Framework

The model’s output has to define a probability distribution with evaluable likelihoods over the answer space $\mathcal{Y}$ ; a proper scoring rule then grades it against the target. The hypothesis list is the simplest such output.

Setup

Hypothesis list

In a single response to prompt $x$ , the model emits $K$ hypotheses $h_k \in \mathcal{Y}$ with weights $w_k \ge 0$ plus an Other bucket $w_0$ , all summing to 1. A categorical distribution with a residual bucket — probabilistic programs are the natural generalization (explored on DDXPlus).

\mathcal{L} = \bigl\{(h_1, w_1),\ \ldots,\ (h_K, w_K),\ (\texttt{Other},\, w_0)\bigr\}

Induced distribution

Listed hypotheses get their stated weight; all unlisted outcomes split $w_0$ in proportion to the base LM’s own probabilities — the LM-prior backoff. This is what gives the output full support over $\mathcal{Y}$ , which the log score needs: with $w_0 = 0$ and gold $y^* \notin \mathcal{H}$ , the reward is $-\infty$ .

p_V(y \mid x, \mathcal{L}) = \begin{cases} w_k & y = h_k, \\[6pt] w_0 \cdot \dfrac{p_{\mathrm{LM}}(y \mid x)}{p_{\mathrm{LM}}(\mathcal{Y} \setminus \mathcal{H} \mid x)} & \text{otherwise}. \end{cases}

The induced distribution p_V. Listed hypotheses keep their stated weights w_k; the Other mass w₀ is spread across the remaining outcomes by the base LM (the backoff), giving full support over 𝒴.

Proper scoring rules

Strictly proper

A scoring rule $S$ grades a predicted distribution against an outcome. It is strictly proper when the expected score is uniquely maximized by reporting the true distribution — so optimizing it drives the prediction toward the target.

\mathbb{E}_{a \sim p}\!\left[S(p, a)\right] > \mathbb{E}_{a \sim p}\!\left[S(\hat p, a)\right]\quad \forall\,\hat p \neq p

Log, Brier, spherical

The log score is unbounded below; Brier and spherical are bounded alternatives that trade the $-\infty$ cliff for a finite miss penalty. That cliff is why the Other bucket is load-bearing under the log score but only useful under the bounded ones.

S_{\log} = \log \hat p_a \qquad S_{\mathrm{Brier}} = 2\hat p_a - \lVert\hat p\rVert_2^2 \qquad S_{\mathrm{sph}} = \hat p_a / \lVert\hat p\rVert_2

Reward

Single label

Apply the scoring rule to the induced distribution at the gold outcome.

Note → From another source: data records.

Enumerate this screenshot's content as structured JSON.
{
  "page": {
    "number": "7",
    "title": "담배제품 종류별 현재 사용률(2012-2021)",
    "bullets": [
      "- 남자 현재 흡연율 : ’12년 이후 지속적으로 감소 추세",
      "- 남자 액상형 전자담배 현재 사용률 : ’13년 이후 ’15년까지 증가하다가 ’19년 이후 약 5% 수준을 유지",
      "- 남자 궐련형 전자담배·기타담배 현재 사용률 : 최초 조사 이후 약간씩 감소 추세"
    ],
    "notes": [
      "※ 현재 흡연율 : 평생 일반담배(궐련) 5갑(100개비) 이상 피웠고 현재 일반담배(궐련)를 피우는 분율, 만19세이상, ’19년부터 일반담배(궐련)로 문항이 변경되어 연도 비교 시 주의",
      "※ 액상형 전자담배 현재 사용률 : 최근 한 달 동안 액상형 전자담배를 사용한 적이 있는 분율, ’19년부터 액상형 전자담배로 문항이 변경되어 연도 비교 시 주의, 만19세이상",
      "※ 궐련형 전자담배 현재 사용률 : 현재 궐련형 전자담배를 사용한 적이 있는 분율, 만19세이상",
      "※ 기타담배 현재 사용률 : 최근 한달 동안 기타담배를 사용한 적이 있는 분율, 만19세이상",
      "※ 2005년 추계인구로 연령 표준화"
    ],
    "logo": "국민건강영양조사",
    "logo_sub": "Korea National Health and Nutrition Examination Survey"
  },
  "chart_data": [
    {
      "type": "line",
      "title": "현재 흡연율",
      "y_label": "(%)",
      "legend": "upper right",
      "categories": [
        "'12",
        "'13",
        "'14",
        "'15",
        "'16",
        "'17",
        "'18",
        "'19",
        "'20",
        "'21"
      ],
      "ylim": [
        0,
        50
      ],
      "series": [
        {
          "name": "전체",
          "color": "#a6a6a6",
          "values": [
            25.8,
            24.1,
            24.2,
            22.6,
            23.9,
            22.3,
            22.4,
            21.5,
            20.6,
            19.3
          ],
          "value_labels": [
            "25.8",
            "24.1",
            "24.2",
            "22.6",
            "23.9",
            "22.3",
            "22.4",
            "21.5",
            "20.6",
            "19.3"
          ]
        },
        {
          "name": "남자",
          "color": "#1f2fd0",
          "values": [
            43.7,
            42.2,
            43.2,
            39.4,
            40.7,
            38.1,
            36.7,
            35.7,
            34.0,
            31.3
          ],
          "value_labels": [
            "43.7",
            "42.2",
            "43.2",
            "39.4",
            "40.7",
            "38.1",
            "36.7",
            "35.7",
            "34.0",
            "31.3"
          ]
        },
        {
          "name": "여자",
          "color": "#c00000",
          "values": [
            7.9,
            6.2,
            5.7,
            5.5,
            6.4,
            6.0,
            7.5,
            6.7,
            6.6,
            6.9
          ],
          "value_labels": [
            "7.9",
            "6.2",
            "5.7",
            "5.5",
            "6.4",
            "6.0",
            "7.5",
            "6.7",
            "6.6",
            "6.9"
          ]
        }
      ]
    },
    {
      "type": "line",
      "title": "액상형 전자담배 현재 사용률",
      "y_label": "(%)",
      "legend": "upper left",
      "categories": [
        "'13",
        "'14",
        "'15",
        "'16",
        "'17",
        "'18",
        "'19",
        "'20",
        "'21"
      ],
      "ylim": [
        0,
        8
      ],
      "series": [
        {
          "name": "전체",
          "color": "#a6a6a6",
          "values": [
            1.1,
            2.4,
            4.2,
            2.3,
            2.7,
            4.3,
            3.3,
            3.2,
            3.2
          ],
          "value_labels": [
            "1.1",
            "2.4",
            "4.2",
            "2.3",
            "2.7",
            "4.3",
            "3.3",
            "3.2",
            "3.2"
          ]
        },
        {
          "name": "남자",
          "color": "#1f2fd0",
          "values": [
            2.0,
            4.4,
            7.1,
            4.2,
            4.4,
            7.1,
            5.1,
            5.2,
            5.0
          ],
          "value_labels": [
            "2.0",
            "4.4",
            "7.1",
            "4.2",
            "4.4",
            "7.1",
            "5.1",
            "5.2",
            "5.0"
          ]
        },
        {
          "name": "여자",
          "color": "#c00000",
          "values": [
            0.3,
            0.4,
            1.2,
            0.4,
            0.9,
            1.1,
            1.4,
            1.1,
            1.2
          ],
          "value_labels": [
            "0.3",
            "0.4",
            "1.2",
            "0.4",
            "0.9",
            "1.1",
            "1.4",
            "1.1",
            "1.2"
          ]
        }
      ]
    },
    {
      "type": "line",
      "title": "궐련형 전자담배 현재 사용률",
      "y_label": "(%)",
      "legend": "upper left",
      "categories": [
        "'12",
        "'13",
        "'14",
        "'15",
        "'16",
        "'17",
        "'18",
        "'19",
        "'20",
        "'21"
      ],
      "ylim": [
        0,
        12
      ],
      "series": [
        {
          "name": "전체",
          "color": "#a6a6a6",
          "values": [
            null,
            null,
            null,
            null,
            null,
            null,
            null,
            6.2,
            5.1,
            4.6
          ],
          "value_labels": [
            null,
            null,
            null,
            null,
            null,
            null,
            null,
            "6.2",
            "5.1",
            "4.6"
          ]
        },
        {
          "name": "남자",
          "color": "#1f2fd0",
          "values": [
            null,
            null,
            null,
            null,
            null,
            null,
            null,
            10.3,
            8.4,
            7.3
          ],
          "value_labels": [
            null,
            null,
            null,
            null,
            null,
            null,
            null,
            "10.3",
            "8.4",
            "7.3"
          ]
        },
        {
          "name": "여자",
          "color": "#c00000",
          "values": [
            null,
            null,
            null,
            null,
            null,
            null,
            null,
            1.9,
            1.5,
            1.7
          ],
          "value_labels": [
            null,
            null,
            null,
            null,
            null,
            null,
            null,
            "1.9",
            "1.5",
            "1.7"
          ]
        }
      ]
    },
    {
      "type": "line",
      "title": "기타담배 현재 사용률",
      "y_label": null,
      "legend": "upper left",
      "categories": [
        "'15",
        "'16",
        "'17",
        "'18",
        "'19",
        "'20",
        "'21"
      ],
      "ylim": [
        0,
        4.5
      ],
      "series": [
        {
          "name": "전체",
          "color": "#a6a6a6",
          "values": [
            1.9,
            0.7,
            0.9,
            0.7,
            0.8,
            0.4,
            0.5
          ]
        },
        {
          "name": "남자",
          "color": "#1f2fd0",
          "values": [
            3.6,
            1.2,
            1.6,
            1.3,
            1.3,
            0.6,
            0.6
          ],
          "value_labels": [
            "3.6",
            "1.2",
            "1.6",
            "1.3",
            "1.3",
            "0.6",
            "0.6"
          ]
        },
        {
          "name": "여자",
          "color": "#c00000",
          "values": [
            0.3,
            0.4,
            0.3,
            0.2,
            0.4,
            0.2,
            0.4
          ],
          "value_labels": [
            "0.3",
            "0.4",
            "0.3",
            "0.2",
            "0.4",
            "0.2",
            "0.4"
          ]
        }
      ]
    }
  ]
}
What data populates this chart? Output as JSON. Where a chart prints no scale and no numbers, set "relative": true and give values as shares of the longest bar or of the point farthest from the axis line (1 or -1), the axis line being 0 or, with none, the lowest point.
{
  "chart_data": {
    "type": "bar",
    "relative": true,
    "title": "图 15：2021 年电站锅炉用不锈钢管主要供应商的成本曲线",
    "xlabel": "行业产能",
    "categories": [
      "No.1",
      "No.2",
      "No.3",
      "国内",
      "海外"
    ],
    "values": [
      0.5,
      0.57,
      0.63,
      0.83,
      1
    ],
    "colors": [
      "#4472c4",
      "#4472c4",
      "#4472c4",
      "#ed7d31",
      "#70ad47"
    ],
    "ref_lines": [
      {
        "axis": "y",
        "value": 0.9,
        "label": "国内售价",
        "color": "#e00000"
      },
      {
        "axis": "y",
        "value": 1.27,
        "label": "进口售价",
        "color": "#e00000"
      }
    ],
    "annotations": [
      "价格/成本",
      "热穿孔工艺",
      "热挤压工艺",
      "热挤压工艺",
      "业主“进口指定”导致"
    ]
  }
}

Under the log score the reward is just $\log p_V$ of the gold; in expectation that is the negative cross-entropy $-H(p^*, p_V)$ , maximized at $p_V = p^*$ .

r(\mathcal{L}, y^*) = S\bigl(p_V(\cdot \mid x, \mathcal{L}),\ y^*\bigr) \;\xrightarrow{\ S_{\log}\ }\; \log p_V(y^* \mid x, \mathcal{L})

Distributional gold

When the dataset gives the gold distribution directly — ProtoQA’s crowd counts, DDXPlus’s per-case differential — the reward is the full cross-entropy against it. A single label is the one-sample estimate, with $p^* = \delta_{y^*}$ .

r(\mathcal{L}, p^*) = \sum_{j} p_j^* \, \log p_V(y_j \mid x, \mathcal{L})

The Other-bucket tension

Setting $w_0 = 1$ earns $r = \log p_{\mathrm{LM}}(y^* \mid x)$ with zero reasoning — a possible local optimum during RL. But listing the correct hypothesis with $w_k > p_{\mathrm{LM}}(y^* \mid x)$ is strictly better, so the global optimum still requires genuine hypothesis generation. Mitigations: prompt for multiple hypotheses, add a $-\alpha w_0$ penalty, or attach an RLCR-style correctness bonus. Empirically the gold support decides which way it goes — single-answer gold collapses the list, wide gold support spreads it (ProtoQA).